Le quotidien d’État *Jahan-e Sanat* a explicitement indiqué, dans son article, que les ultraconservateurs sont parfaitement conscients que leur poids politique ne saurait rivaliser avec celui de Ghalibaf ; ils s’efforcent néanmoins de l’empêcher d’acquérir le contrôle total du Parlement en s’assurant une majorité écrasante lors du vote. Bien que la faction de Ghalibaf ait réussi à lui assurer, pour la septième fois, le poste de président du Majlis — l’assemblée législative de ce régime inhumain —, les luttes intestines et les différends entre factions persistent.
Cette lutte de pouvoir ne s’est pas limitée au seul poste de président du Parlement. Le rapport du quotidien d’État *Jahan-e Sanat* fait également état d’efforts considérables déployés pour écarter les alliés de Ghalibaf des postes de vice-présidents et de secrétaires au sein du bureau de l’assemblée.
Lutte de pouvoir et crainte de l’avenir
Les récents développements au sein du Parlement sont perçus comme le reflet d’une crise plus profonde au sein de la structure du pouvoir du régime iranien. Alors même que les pressions économiques s’intensifient et que les mouvements de contestation sociale refont surface, les différentes factions du régime ressentent une insécurité croissante quant à leur avenir politique. Chaque faction s’efforce de consolider sa position et d’affaiblir ses rivaux internes en prévision de tout développement futur éventuel.
Au cours des derniers mois — parallèlement à l’inflation galopante, à l’effondrement de la valeur de la monnaie nationale et à la multiplication des manifestations liées aux conditions de travail et de vie —, les dirigeants du régime ont maintes fois souligné la nécessité d’une unité interne. Néanmoins, les révélations concernant l’intense lobbying et la compétition en coulisses lors de l’élection du bureau du Parlement ont mis en lumière, plus encore, les profondes divisions au sein de la structure du pouvoir du régime.

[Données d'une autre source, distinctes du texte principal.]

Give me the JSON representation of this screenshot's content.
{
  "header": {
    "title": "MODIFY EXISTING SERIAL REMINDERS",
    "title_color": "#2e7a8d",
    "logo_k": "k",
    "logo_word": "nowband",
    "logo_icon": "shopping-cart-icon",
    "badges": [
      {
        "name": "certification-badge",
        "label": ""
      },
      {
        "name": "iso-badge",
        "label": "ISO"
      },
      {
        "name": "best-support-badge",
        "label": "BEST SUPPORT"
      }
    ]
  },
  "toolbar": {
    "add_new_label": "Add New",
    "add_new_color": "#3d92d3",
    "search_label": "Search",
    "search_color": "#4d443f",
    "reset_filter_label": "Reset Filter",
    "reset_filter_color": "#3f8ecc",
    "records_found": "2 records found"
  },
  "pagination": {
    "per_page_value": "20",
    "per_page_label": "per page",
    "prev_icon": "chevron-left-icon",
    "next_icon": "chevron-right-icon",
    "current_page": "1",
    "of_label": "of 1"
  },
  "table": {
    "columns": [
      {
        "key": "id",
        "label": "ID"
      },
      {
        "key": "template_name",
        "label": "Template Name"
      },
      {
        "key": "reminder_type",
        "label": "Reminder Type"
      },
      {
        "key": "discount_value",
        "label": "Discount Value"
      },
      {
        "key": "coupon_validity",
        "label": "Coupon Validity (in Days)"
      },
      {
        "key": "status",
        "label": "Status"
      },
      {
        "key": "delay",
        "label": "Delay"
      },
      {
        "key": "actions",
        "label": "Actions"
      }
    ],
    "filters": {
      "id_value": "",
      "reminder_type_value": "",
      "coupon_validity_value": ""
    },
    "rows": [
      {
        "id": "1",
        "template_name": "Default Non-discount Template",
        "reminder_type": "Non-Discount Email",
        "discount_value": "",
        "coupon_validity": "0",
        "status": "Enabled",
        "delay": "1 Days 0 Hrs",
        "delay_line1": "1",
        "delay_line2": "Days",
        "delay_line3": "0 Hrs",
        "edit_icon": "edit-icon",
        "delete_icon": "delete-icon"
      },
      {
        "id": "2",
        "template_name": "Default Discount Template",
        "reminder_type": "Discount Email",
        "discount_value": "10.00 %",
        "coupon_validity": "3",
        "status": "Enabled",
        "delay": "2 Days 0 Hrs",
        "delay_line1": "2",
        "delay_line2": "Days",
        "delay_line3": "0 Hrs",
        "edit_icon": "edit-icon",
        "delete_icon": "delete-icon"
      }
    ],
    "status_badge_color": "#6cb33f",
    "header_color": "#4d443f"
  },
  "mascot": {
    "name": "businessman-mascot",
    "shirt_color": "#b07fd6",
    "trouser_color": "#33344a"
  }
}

Les analystes du régime ont également fait état de tensions croissantes entre les diverses factions. Certains médias proches du régime ont averti que la persistance de cette lutte de pouvoir risquait d’accentuer les divisions internes. Toutefois, tout indique que la compétition pour s’arroger une part plus importante du pouvoir a pris le pas sur toute forme de cohésion politique.
Il convient de noter que même les médias nationaux ne parviennent plus à dissimuler l’ampleur de cette crise.
Contestations sociales et intensification des divisions et des luttes intestines entre factions
Parallèlement à cette lutte de pouvoir, une nouvelle vague de contestations sociales se propage dans diverses villes d’Iran. Retraités, travailleurs, enseignants et autres groupes de manifestants ont, au cours des dernières semaines, manifesté à maintes reprises contre la situation économique, la hausse des prix et la chute vertigineuse du pouvoir d’achat. De nombreux observateurs estiment que l’intensification de ces mouvements de protestation a renforcé les craintes des factions du régime quant à leur avenir.
Dans de telles circonstances, les conflits internes du régime sont devenus plus visibles que jamais. Chaque faction du régime s’efforce de préserver sa position et d’éviter d’être évincée de la structure du pouvoir. Cette lutte pour le pouvoir est désormais devenue l’un des signes les plus marquants de la crise interne du régime.